# Blade Runner 2049 Spinner - a better look



## Richard Baker (Aug 8, 2006)

A diecast replica but now we can see some of it's details, such as a single rear wheel for ground mode...

Cinemachines/ Blade Runner 2049: Spinner 6inch Diecast Vehicle (Completed) Other picture2

Replica details (two sizes)
Cinemachines/ Blade Runner 2049: Spinner 6inch Diecast Vehicle (Completed)
Cinemachines/ Blade Runner 2049: Spinner 3inch Diecast Vehicle (Completed)


----------



## Xenodyssey (Aug 27, 2008)

But has anyone got a modeling license for the movie and plans to do kits from it? Aoshima?

I have to say a single rear wheel makes it look unstable.


----------



## Richard Baker (Aug 8, 2006)

Fujimi would be a logical choice since they already have made several kits from the original movie but I have not heard about anyone getting the official license for the new film yet.


----------



## electric indigo (Dec 21, 2011)

Here's the full-size prop at a recent VR advertising event










See also:

The cars of Blade Runner 2049


----------



## terryr (Feb 11, 2001)

Xenodyssey said:


> ...
> 
> I have to say a single rear wheel makes it look unstable.

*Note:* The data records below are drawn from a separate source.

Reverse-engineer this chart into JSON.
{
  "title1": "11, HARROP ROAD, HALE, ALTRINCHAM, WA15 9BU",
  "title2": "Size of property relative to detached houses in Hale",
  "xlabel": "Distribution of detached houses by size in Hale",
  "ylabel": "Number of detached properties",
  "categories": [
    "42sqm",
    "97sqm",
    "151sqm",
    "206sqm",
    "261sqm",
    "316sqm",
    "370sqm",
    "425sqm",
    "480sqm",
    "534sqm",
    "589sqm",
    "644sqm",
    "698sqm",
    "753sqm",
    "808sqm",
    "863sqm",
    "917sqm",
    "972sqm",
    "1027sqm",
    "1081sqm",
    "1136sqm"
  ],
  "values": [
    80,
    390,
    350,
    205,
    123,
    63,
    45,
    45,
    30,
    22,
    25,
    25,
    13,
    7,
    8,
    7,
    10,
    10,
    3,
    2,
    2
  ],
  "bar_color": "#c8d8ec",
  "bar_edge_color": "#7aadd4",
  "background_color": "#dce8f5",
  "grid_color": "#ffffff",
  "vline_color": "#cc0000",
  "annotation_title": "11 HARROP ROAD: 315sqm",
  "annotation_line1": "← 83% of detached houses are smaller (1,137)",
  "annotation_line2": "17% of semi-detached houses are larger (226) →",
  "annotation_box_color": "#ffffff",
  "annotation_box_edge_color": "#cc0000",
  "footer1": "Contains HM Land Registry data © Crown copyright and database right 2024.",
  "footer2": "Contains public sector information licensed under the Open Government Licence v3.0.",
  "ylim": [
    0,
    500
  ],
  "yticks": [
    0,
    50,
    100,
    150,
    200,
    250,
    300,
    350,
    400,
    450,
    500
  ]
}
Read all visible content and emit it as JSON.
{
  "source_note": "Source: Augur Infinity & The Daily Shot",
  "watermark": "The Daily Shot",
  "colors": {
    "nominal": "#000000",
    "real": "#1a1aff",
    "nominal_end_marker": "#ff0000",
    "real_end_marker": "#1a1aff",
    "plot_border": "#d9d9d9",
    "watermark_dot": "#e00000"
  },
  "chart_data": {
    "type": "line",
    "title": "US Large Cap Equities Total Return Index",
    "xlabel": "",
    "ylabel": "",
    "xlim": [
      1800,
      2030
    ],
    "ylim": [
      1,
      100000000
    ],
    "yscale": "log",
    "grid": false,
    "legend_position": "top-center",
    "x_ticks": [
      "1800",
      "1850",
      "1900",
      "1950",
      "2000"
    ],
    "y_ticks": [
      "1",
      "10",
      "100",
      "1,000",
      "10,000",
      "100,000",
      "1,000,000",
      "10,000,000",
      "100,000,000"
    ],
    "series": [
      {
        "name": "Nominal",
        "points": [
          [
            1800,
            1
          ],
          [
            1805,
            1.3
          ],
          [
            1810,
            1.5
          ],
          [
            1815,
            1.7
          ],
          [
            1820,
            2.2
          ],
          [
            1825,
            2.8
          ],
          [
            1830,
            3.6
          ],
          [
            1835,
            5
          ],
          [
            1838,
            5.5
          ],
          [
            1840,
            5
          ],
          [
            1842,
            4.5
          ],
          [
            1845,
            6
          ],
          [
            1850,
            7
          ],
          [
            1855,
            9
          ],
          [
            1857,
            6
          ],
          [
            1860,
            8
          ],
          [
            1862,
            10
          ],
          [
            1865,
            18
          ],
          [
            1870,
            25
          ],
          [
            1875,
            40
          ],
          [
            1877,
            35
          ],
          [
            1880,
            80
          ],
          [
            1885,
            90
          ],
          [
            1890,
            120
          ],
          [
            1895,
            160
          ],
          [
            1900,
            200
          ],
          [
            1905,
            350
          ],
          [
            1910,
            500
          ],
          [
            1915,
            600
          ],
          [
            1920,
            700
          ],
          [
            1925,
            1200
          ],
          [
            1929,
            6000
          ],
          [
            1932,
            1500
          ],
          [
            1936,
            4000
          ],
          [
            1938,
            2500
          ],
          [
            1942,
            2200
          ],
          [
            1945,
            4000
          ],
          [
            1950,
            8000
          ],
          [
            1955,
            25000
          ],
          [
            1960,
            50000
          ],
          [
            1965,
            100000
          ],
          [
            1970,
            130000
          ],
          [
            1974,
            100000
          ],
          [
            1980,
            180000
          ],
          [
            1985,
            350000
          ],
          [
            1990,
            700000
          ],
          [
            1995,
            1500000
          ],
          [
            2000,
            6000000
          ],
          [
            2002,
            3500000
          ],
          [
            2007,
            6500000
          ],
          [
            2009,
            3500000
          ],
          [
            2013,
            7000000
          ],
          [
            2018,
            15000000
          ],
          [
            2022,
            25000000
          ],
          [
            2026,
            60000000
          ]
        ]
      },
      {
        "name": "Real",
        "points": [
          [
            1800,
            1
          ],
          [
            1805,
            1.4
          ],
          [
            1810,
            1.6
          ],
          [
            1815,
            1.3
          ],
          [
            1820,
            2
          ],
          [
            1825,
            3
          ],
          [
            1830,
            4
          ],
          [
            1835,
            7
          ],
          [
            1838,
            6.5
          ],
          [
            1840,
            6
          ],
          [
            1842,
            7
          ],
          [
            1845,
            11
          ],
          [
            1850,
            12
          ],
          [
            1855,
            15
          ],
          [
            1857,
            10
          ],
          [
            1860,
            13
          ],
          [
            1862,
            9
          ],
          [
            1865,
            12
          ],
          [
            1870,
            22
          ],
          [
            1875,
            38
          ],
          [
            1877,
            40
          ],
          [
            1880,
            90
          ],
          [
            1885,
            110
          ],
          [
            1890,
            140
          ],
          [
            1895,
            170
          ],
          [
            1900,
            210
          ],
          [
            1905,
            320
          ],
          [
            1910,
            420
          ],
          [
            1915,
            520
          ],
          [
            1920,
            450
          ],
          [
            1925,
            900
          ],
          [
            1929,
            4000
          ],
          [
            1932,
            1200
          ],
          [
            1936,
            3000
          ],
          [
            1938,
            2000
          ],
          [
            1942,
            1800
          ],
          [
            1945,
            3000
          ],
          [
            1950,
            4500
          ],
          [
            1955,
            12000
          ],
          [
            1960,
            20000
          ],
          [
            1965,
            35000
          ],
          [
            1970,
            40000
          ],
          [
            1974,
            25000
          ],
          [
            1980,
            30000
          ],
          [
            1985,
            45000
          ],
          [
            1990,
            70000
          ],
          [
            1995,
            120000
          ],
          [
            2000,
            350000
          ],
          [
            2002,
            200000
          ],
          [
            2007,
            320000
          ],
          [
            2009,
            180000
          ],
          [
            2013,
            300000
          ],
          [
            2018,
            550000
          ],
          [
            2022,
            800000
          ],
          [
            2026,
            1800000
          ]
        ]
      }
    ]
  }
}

They sell a bunch of these.

https://en.wikipedia.org/wiki/BRP_Can-Am_Spyder_Roadster










I had to wonder why the original had such fat tires, when it flew everywhere. The update is more 'realistic' that way.

Now just explain how it gently floats up into the air without a blast wave on the ground.


----------



## Richard Baker (Aug 8, 2006)

Interesting shot of the original Spinner in the new movie- looks like it is being used as a power source from the thick cables leading away from it








But it is not the same one we saw in the original film- notable differences are the front wheel swivel covers have different detailing and the oval window on the side which is split by the door is missing- a repositioned '44' is in that location


----------



## StarCruiser (Sep 28, 1999)

No - it's the single FRONT wheel that looks unstable:


----------



## scotpens (Sep 6, 2003)

terryr said:


> I had to wonder why the original had such fat tires, when it flew everywhere. The update is more 'realistic' that way.


But the original version is prettier.



> Now just explain how it gently floats up into the air without a blast wave on the ground.


Antigravity technology. Or pixie dust.


----------



## Richard Baker (Aug 8, 2006)

The designer, Syd Mead, always described it as using ducted air (which would have caused an incredible back wash during liftoff), most descriptions usually involve some sort of anti-grav or repulsor lift system-


----------



## robiwon2 (Jun 26, 2016)

I find the new Spinner very unimaginable and a cheap knock off of the original by building it on a trike.


----------



## Steve H (Feb 8, 2009)

Yeah, the idea was that a Spinner (or other brand of flying cars) was an aerodyne vehicle, where air is blown over specific surfaces to generate lift (which just seems like magic to me but it's a real thing  ), so yes, there should have been a hella powerful downwash from a police Spinner and that's a thing Ridley Scott missed. 

It wouldn't have to be anti-grav to work, it would just require a very powerful yet lightweight power plant to run the jet engines. It's just a matter of directing the thrust over the right aerodynamic surfaces. See also Avro 'aerocar' or flying saucer. That never really did what it was supposed to do but it was mainly a control issue that would likely be child's play with today's computer assist technology.


----------



## Richard Baker (Aug 8, 2006)

The original Spinner design was elegant- the curves spoke of advanced engineering and professional industrial manufacturing.
The New Spinner has that cheap built from flat planes look that just screams movie prop.

I really wish that they could have had Syd Mead on the design team once again


----------